Some 500,000 more people moved to Germany than left in 2016, Germany's statistics office says. The figure is less than half that of the previous year.

Brandenburg Gate
Image: picture-alliance/Dumont/S. Lubenow

Net migration to Germany fell by more than half from 2015 to 2016, figures released on Tuesday by the German Federal Statistics Office show.

Altogether 1,865,000 people came to Germany in 2016, while 1,365,000 left, which equals a net migration figure of 500,000. That is down from 1,140,000 the year before, at the height of the refugee crisis.

The office said this reduction was partly due to the closing of the Balkan route to migrants seeking to come to Europe.

Net migration of people with non-German passports reached 635,000, down from 1,157,000 in 2015, while some 135,000 more Germans left the country than returned.

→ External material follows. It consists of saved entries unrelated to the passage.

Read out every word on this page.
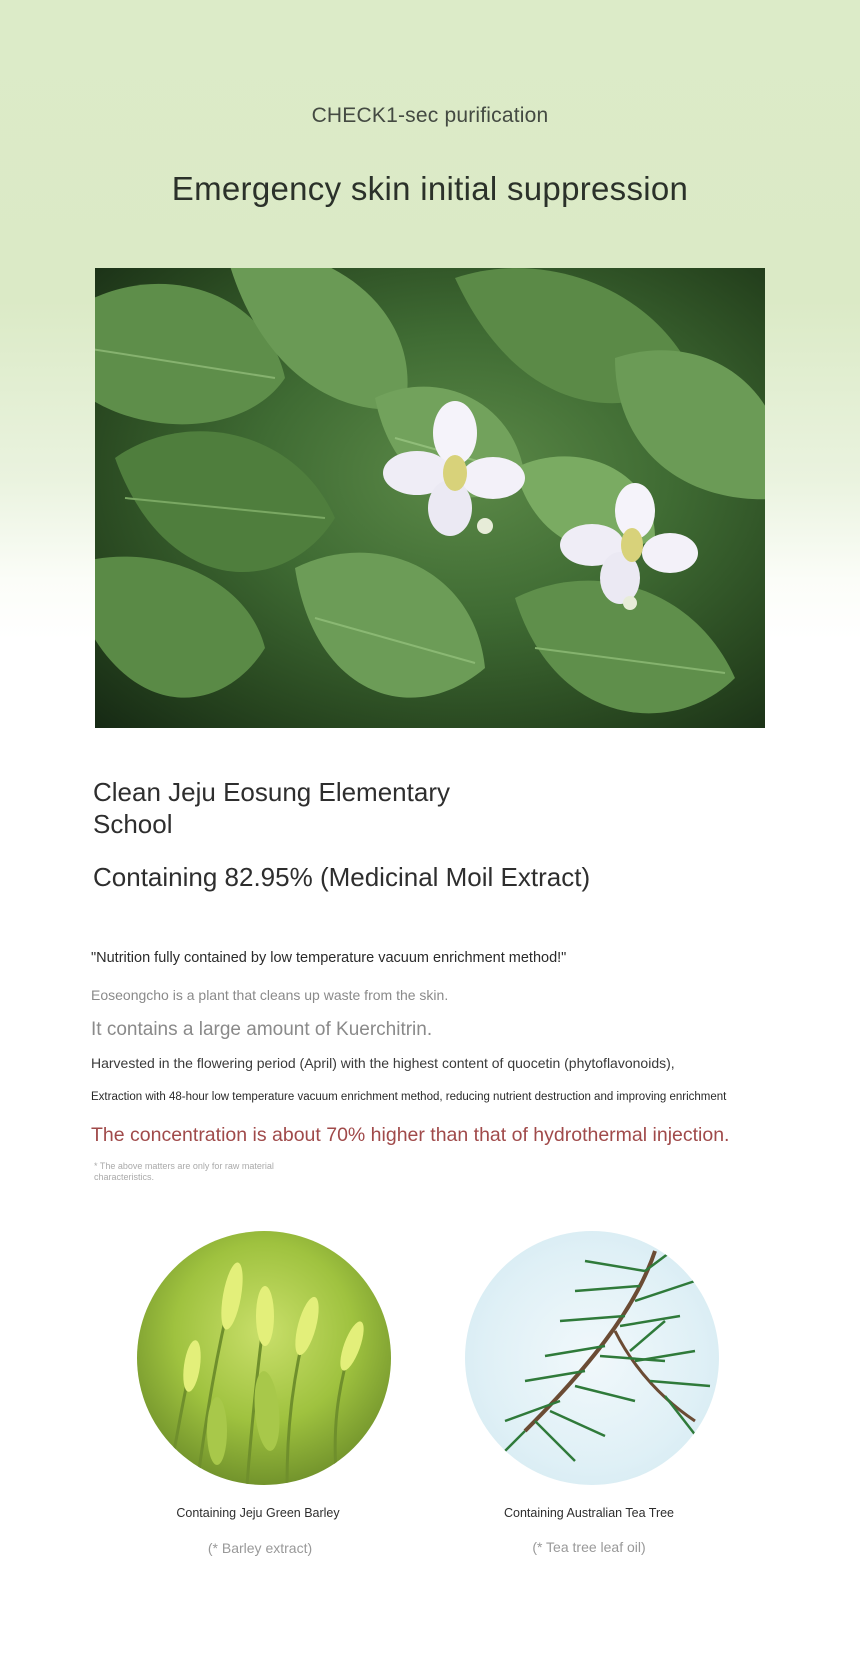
CHECK1-sec purification
Emergency skin initial suppression
Clean Jeju Eosung Elementary School
Containing 82.95% (Medicinal Moil Extract)
"Nutrition fully contained by low temperature vacuum enrichment method!"
Eoseongcho is a plant that cleans up waste from the skin.
It contains a large amount of Kuerchitrin.
Harvested in the flowering period (April) with the highest content of quocetin (phytoflavonoids),
Extraction with 48-hour low temperature vacuum enrichment method, reducing nutrient destruction and improving enrichment
The concentration is about 70% higher than that of hydrothermal injection.
* The above matters are only for raw material characteristics.
Containing Jeju Green Barley
(* Barley extract)
Containing Australian Tea Tree
(* Tea tree leaf oil)
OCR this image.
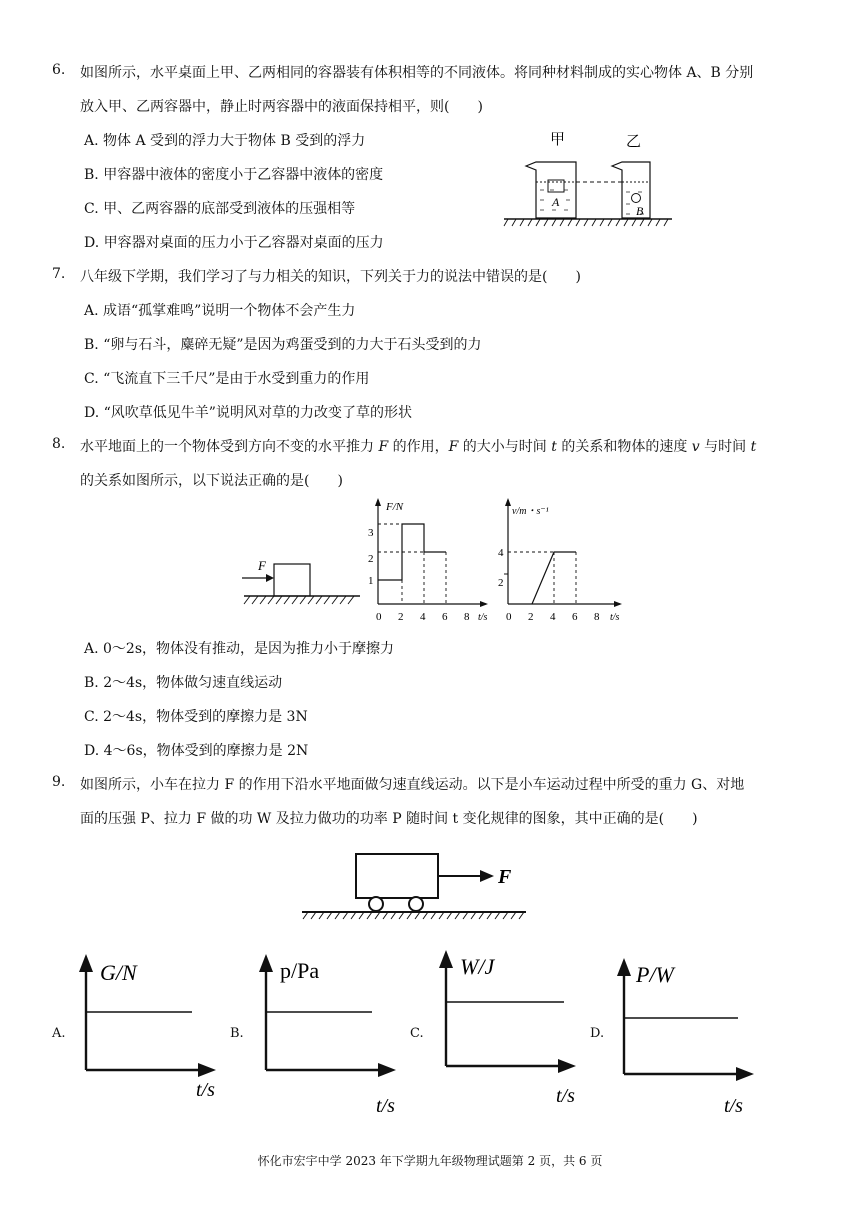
6. 如图所示，水平桌面上甲、乙两相同的容器装有体积相等的不同液体。将同种材料制成的实心物体 A、B 分别
放入甲、乙两容器中，静止时两容器中的液面保持相平，则(　　)
A. 物体 A 受到的浮力大于物体 B 受到的浮力
B. 甲容器中液体的密度小于乙容器中液体的密度
C. 甲、乙两容器的底部受到液体的压强相等
D. 甲容器对桌面的压力小于乙容器对桌面的压力
甲	乙
A
B
7. 八年级下学期，我们学习了与力相关的知识，下列关于力的说法中错误的是(　　)
A. 成语“孤掌难鸣”说明一个物体不会产生力
B. “卵与石斗，麋碎无疑”是因为鸡蛋受到的力大于石头受到的力
C. “飞流直下三千尺”是由于水受到重力的作用
D. “风吹草低见牛羊”说明风对草的力改变了草的形状
8. 水平地面上的一个物体受到方向不变的水平推力 F 的作用，F 的大小与时间 t 的关系和物体的速度 v 与时间 t
的关系如图所示，以下说法正确的是(　　)
F
F/N
1
2
3
0 2 4 6 8 t/s
v/m・s⁻¹
2
4
0 2 4 6 8 t/s
A. 0～2s，物体没有推动，是因为推力小于摩擦力
B. 2～4s，物体做匀速直线运动
C. 2～4s，物体受到的摩擦力是 3N
D. 4～6s，物体受到的摩擦力是 2N
9. 如图所示，小车在拉力 F 的作用下沿水平地面做匀速直线运动。以下是小车运动过程中所受的重力 G、对地
面的压强 P、拉力 F 做的功 W 及拉力做功的功率 P 随时间 t 变化规律的图象，其中正确的是(　　)
F
A.
G/N
t/s
B.
p/Pa
t/s
C.
W/J
t/s
D.
P/W
t/s
怀化市宏宇中学 2023 年下学期九年级物理试题第 2 页，共 6 页
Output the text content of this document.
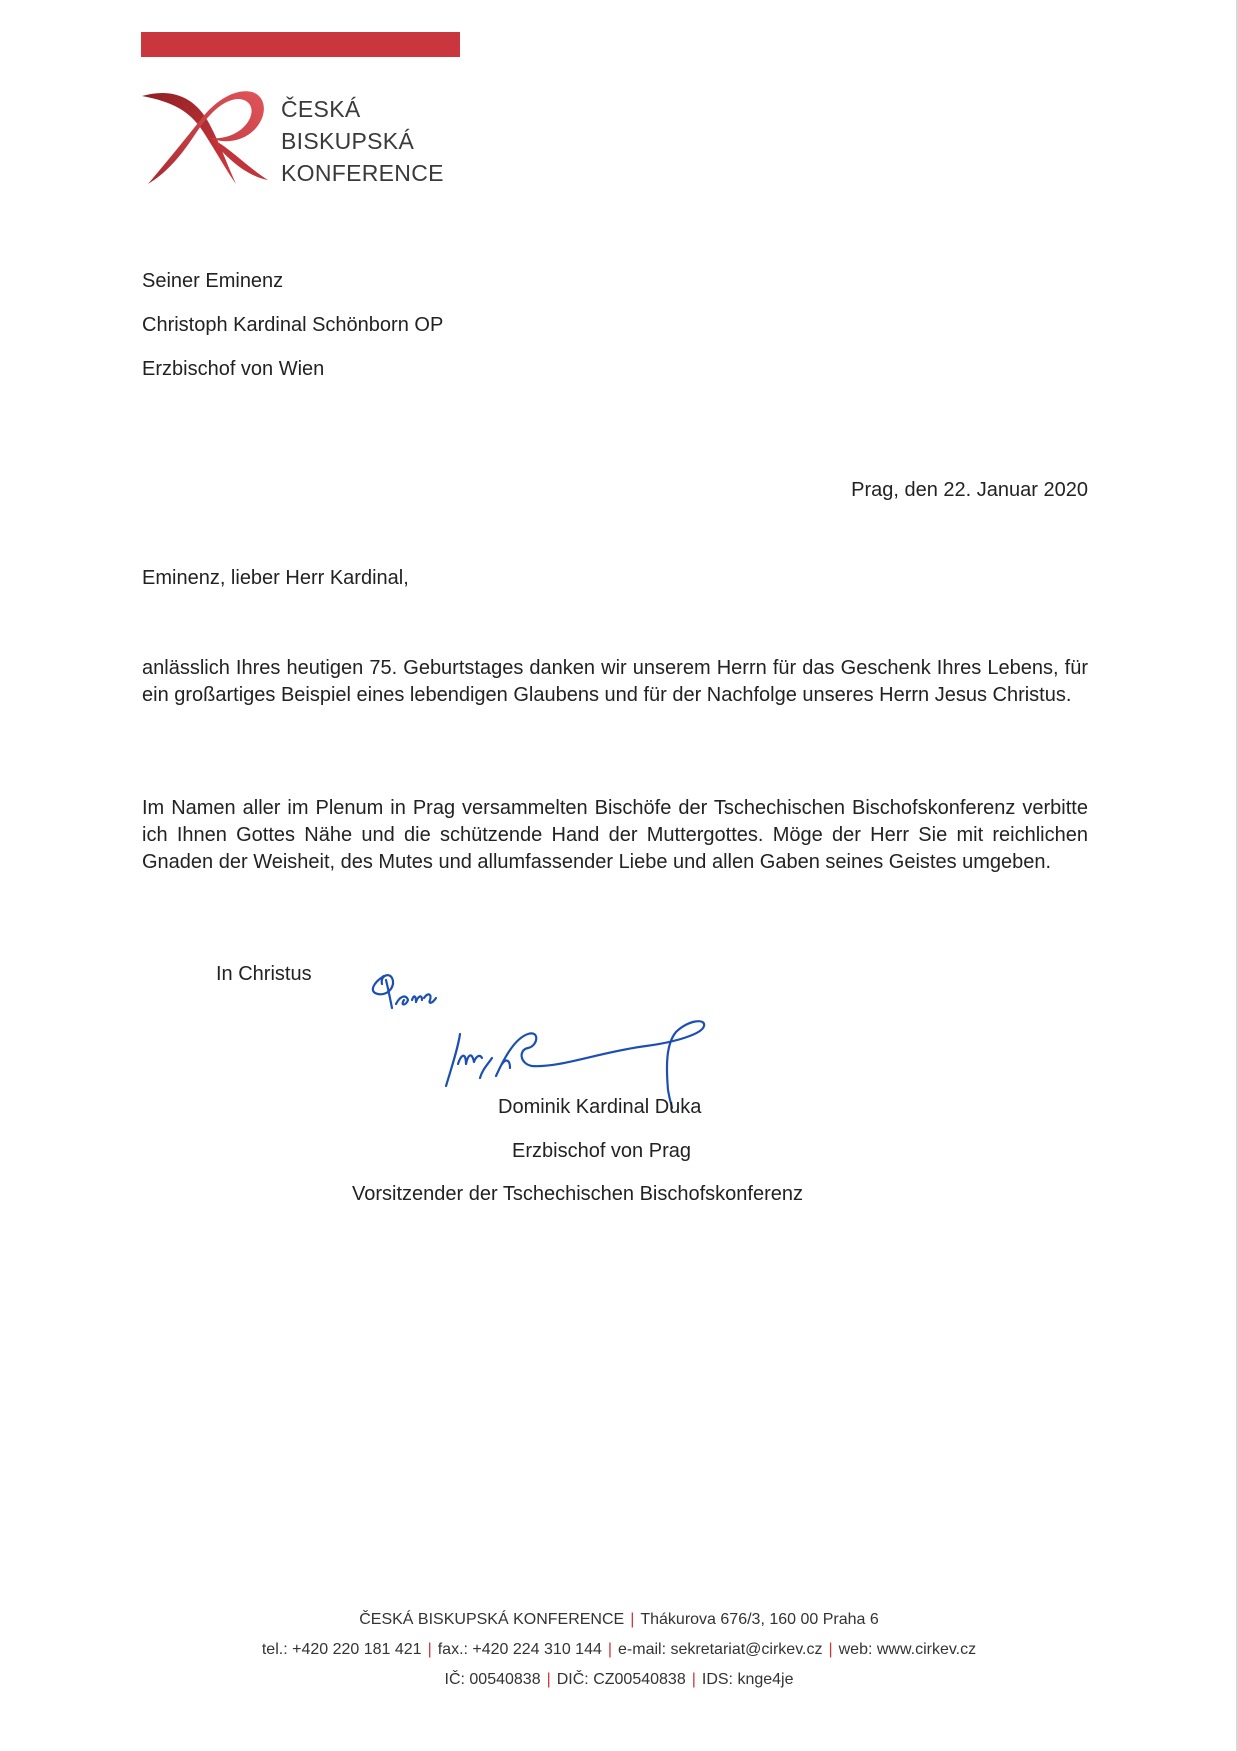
ČESKÁ
BISKUPSKÁ
KONFERENCE
Seiner Eminenz
Christoph Kardinal Schönborn OP
Erzbischof von Wien
Prag, den 22. Januar 2020
Eminenz, lieber Herr Kardinal,
anlässlich Ihres heutigen 75. Geburtstages danken wir unserem Herrn für das Geschenk Ihres Lebens, für ein großartiges Beispiel eines lebendigen Glaubens und für der Nachfolge unseres Herrn Jesus Christus.
Im Namen aller im Plenum in Prag versammelten Bischöfe der Tschechischen Bischofskonferenz verbitte ich Ihnen Gottes Nähe und die schützende Hand der Muttergottes. Möge der Herr Sie mit reichlichen Gnaden der Weisheit, des Mutes und allumfassender Liebe und allen Gaben seines Geistes umgeben.
In Christus
Dominik Kardinal Duka
Erzbischof von Prag
Vorsitzender der Tschechischen Bischofskonferenz
ČESKÁ BISKUPSKÁ KONFERENCE | Thákurova 676/3, 160 00 Praha 6
tel.: +420 220 181 421 | fax.: +420 224 310 144 | e-mail: sekretariat@cirkev.cz | web: www.cirkev.cz
IČ: 00540838 | DIČ: CZ00540838 | IDS: knge4je
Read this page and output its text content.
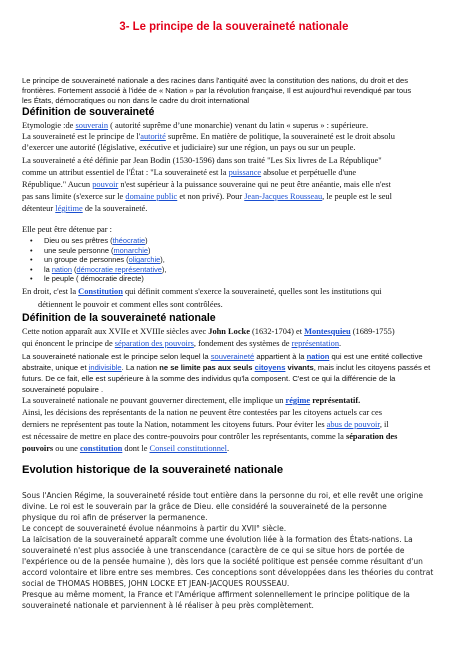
3- Le principe de la souveraineté nationale
Le principe de souveraineté nationale a des racines dans l'antiquité avec la constitution des nations, du droit et des
frontières. Fortement associé à l'idée de « Nation » par la révolution française, Il est aujourd'hui revendiqué par tous
les États, démocratiques ou non dans le cadre du droit international
Définition de souveraineté
Etymologie :de souverain ( autorité suprême d’une monarchie) venant du latin « superus » : supérieure.
La souveraineté est le principe de l'autorité suprême. En matière de politique, la souveraineté est le droit absolu
d’exercer une autorité (législative, exécutive et judiciaire) sur une région, un pays ou sur un peuple.
La souveraineté a été définie par Jean Bodin (1530-1596) dans son traité "Les Six livres de La République"
comme un attribut essentiel de l'État : "La souveraineté est la puissance absolue et perpétuelle d'une
République." Aucun pouvoir n'est supérieur à la puissance souveraine qui ne peut être anéantie, mais elle n'est
pas sans limite (s'exerce sur le domaine public et non privé). Pour Jean-Jacques Rousseau, le peuple est le seul
détenteur légitime de la souveraineté.
Elle peut être détenue par :
• Dieu ou ses prêtres (théocratie)
• une seule personne (monarchie)
• un groupe de personnes (oligarchie),
• la nation (démocratie représentative),
• le peuple ( démocratie directe)
En droit, c'est la Constitution qui définit comment s'exerce la souveraineté, quelles sont les institutions qui
détiennent le pouvoir et comment elles sont contrôlées.
Définition de la souveraineté nationale
Cette notion apparaît aux XVIIe et XVIIIe siècles avec John Locke (1632-1704) et Montesquieu (1689-1755)
qui énoncent le principe de séparation des pouvoirs, fondement des systèmes de représentation.
La souveraineté nationale est le principe selon lequel la souveraineté appartient à la nation qui est une entité collective
abstraite, unique et indivisible. La nation ne se limite pas aux seuls citoyens vivants, mais inclut les citoyens passés et
futurs. De ce fait, elle est supérieure à la somme des individus qu'la composent. C'est ce qui la différencie de la
souveraineté populaire .
La souveraineté nationale ne pouvant gouverner directement, elle implique un régime représentatif.
Ainsi, les décisions des représentants de la nation ne peuvent être contestées par les citoyens actuels car ces
derniers ne représentent pas toute la Nation, notamment les citoyens futurs. Pour éviter les abus de pouvoir, il
est nécessaire de mettre en place des contre-pouvoirs pour contrôler les représentants, comme la séparation des
pouvoirs ou une constitution dont le Conseil constitutionnel.
Evolution historique de la souveraineté nationale
Sous l'Ancien Régime, la souveraineté réside tout entière dans la personne du roi, et elle revêt une origine
divine. Le roi est le souverain par la grâce de Dieu. elle considéré la souveraineté de la personne
physique du roi afin de préserver la permanence.
Le concept de souveraineté évolue néanmoins à partir du XVII° siècle.
La laïcisation de la souveraineté apparaît comme une évolution liée à la formation des États-nations. La
souveraineté n'est plus associée à une transcendance (caractère de ce qui se situe hors de portée de
l'expérience ou de la pensée humaine ), dès lors que la société politique est pensée comme résultant d'un
accord volontaire et libre entre ses membres. Ces conceptions sont développées dans les théories du contrat
social de THOMAS HOBBES, JOHN LOCKE ET JEAN-JACQUES ROUSSEAU.
Presque au même moment, la France et l'Amérique affirment solennellement le principe politique de la
souveraineté nationale et parviennent à lé réaliser à peu près complètement.
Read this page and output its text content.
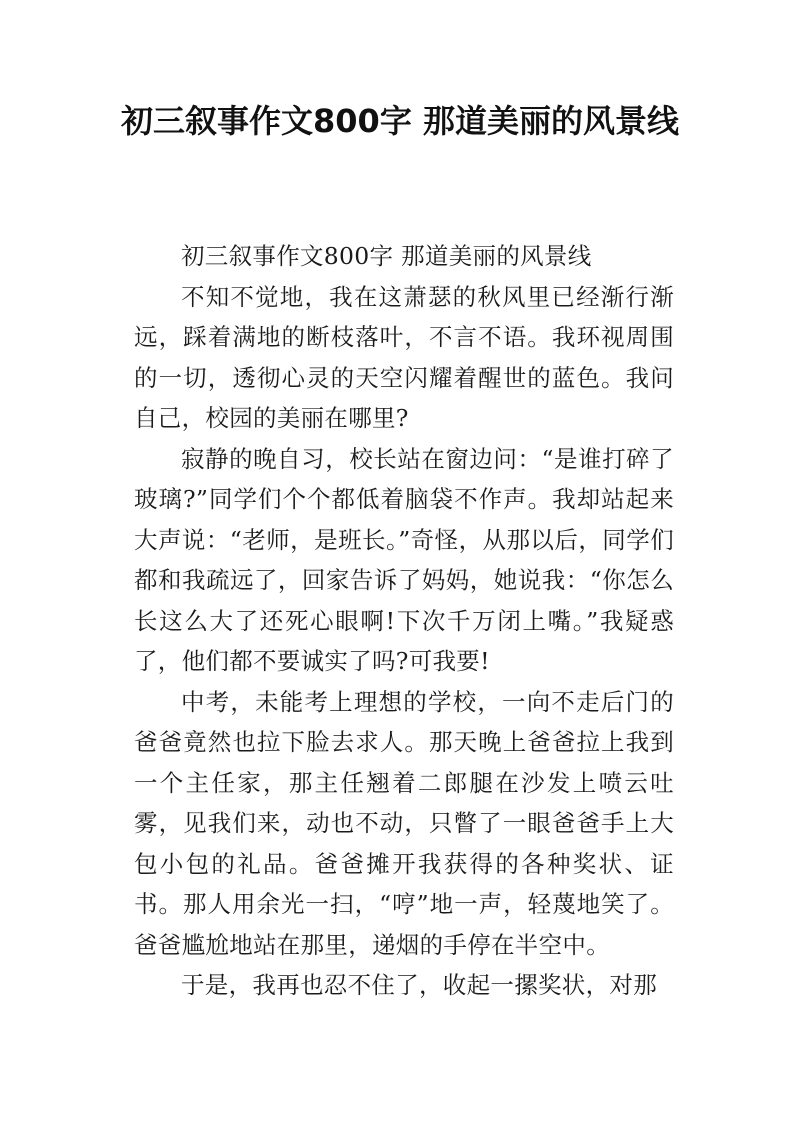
初三叙事作文800字 那道美丽的风景线

初三叙事作文800字 那道美丽的风景线

不知不觉地，我在这萧瑟的秋风里已经渐行渐远，踩着满地的断枝落叶，不言不语。我环视周围的一切，透彻心灵的天空闪耀着醒世的蓝色。我问自己，校园的美丽在哪里?

寂静的晚自习，校长站在窗边问：“是谁打碎了玻璃?”同学们个个都低着脑袋不作声。我却站起来大声说：“老师，是班长。”奇怪，从那以后，同学们都和我疏远了，回家告诉了妈妈，她说我：“你怎么长这么大了还死心眼啊!下次千万闭上嘴。”我疑惑了，他们都不要诚实了吗?可我要!

中考，未能考上理想的学校，一向不走后门的爸爸竟然也拉下脸去求人。那天晚上爸爸拉上我到一个主任家，那主任翘着二郎腿在沙发上喷云吐雾，见我们来，动也不动，只瞥了一眼爸爸手上大包小包的礼品。爸爸摊开我获得的各种奖状、证书。那人用余光一扫，“哼”地一声，轻蔑地笑了。爸爸尴尬地站在那里，递烟的手停在半空中。

于是，我再也忍不住了，收起一摞奖状，对那
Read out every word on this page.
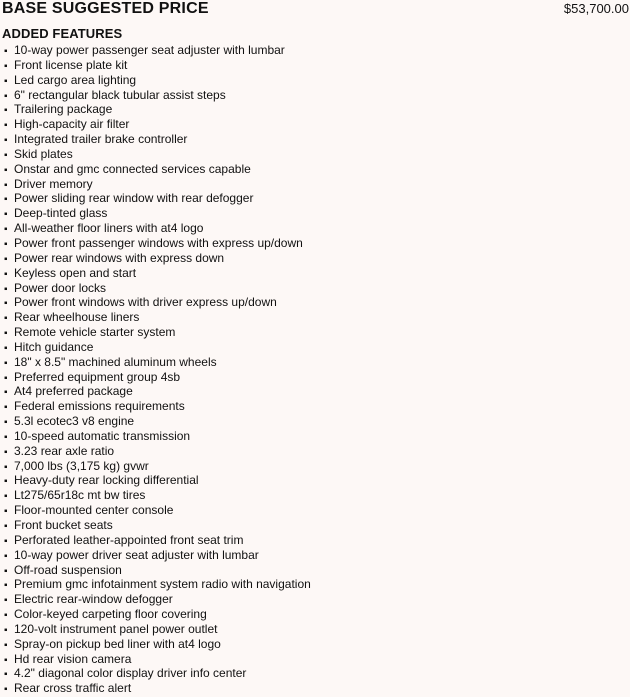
BASE SUGGESTED PRICE	$53,700.00
ADDED FEATURES
▪ 10-way power passenger seat adjuster with lumbar
▪ Front license plate kit
▪ Led cargo area lighting
▪ 6" rectangular black tubular assist steps
▪ Trailering package
▪ High-capacity air filter
▪ Integrated trailer brake controller
▪ Skid plates
▪ Onstar and gmc connected services capable
▪ Driver memory
▪ Power sliding rear window with rear defogger
▪ Deep-tinted glass
▪ All-weather floor liners with at4 logo
▪ Power front passenger windows with express up/down
▪ Power rear windows with express down
▪ Keyless open and start
▪ Power door locks
▪ Power front windows with driver express up/down
▪ Rear wheelhouse liners
▪ Remote vehicle starter system
▪ Hitch guidance
▪ 18" x 8.5" machined aluminum wheels
▪ Preferred equipment group 4sb
▪ At4 preferred package
▪ Federal emissions requirements
▪ 5.3l ecotec3 v8 engine
▪ 10-speed automatic transmission
▪ 3.23 rear axle ratio
▪ 7,000 lbs (3,175 kg) gvwr
▪ Heavy-duty rear locking differential
▪ Lt275/65r18c mt bw tires
▪ Floor-mounted center console
▪ Front bucket seats
▪ Perforated leather-appointed front seat trim
▪ 10-way power driver seat adjuster with lumbar
▪ Off-road suspension
▪ Premium gmc infotainment system radio with navigation
▪ Electric rear-window defogger
▪ Color-keyed carpeting floor covering
▪ 120-volt instrument panel power outlet
▪ Spray-on pickup bed liner with at4 logo
▪ Hd rear vision camera
▪ 4.2" diagonal color display driver info center
▪ Rear cross traffic alert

Read more: Refugee children making a new life in Germany 

Less migration from Syria, Afghanistan, Iraq

A majority of net migrants to Germany came from Middle Eastern and Asian countries (63 percent), with 15 percent coming from other EU nations and 9 percent from African states.

The number of net migrants from Syria (146,000) was under half that in the previous year, and numbers from Afghanistan (56,000) and Iraq (48,000) were also down.

Net migration from Poland and Romania was also considerably reduced in comparison with the year before, while there was negative net migration from almost all Balkan states, compared with strong positive figures for 2015.